Otherwise, the numbers simply speak for themselves. Of course everyone knew USF has done this for a long time, so this shouldn't be a huge revelation, but the padding has reached pretty absurd levels. When you claim you had twice as many people in the stands as you actually did at consecutive home games... that's kind of being desperate to keep up appearances, no?

What's the big deal here?

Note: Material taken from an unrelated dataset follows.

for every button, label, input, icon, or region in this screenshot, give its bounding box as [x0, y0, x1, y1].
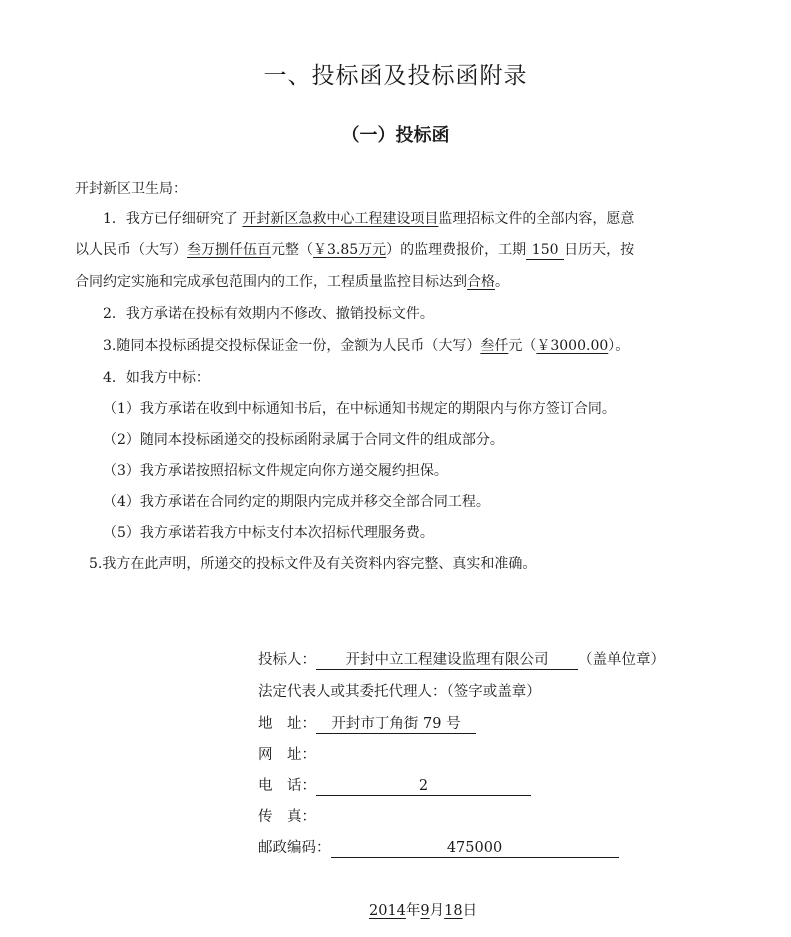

Look at what we were selling just over four years ago.

A program that started in a double-wide trailer a little more than a decade ago should not by rights be nationally recognized. But that’s what happened when USF added football to its slate of intercollegiate athletics over the objections of some who believed it was too ambitious. Today, the Bulls are ranked consistently in the Top 25, and the sky’s the limit.


Ignoring the part about us not actually ever finishing a season in the Top 25, do you feel like the sky is the limit for this program right now? What about this:

"This program has a sense of destiny about it - a faith that, despite the challenges of youth, it can and will achieve great things," said Woolard. "The Unstoppable Campaign represents an opportunity to totally transform the face of Bulls athletics, to build upon the unparalleled growth of the last decade and establish this program as an emerging power on the national athletics stage."

Have we built upon that growth? Have we established this program as an emerging power on the national athletics stage? All signs strongly point to no. And faking half your attendance at football games is just another key example showing how far the "emerging power" (or at least the team that believed it could, would, and should be there) has fallen.

The only positive? It has to get better. Because it can't get any worse.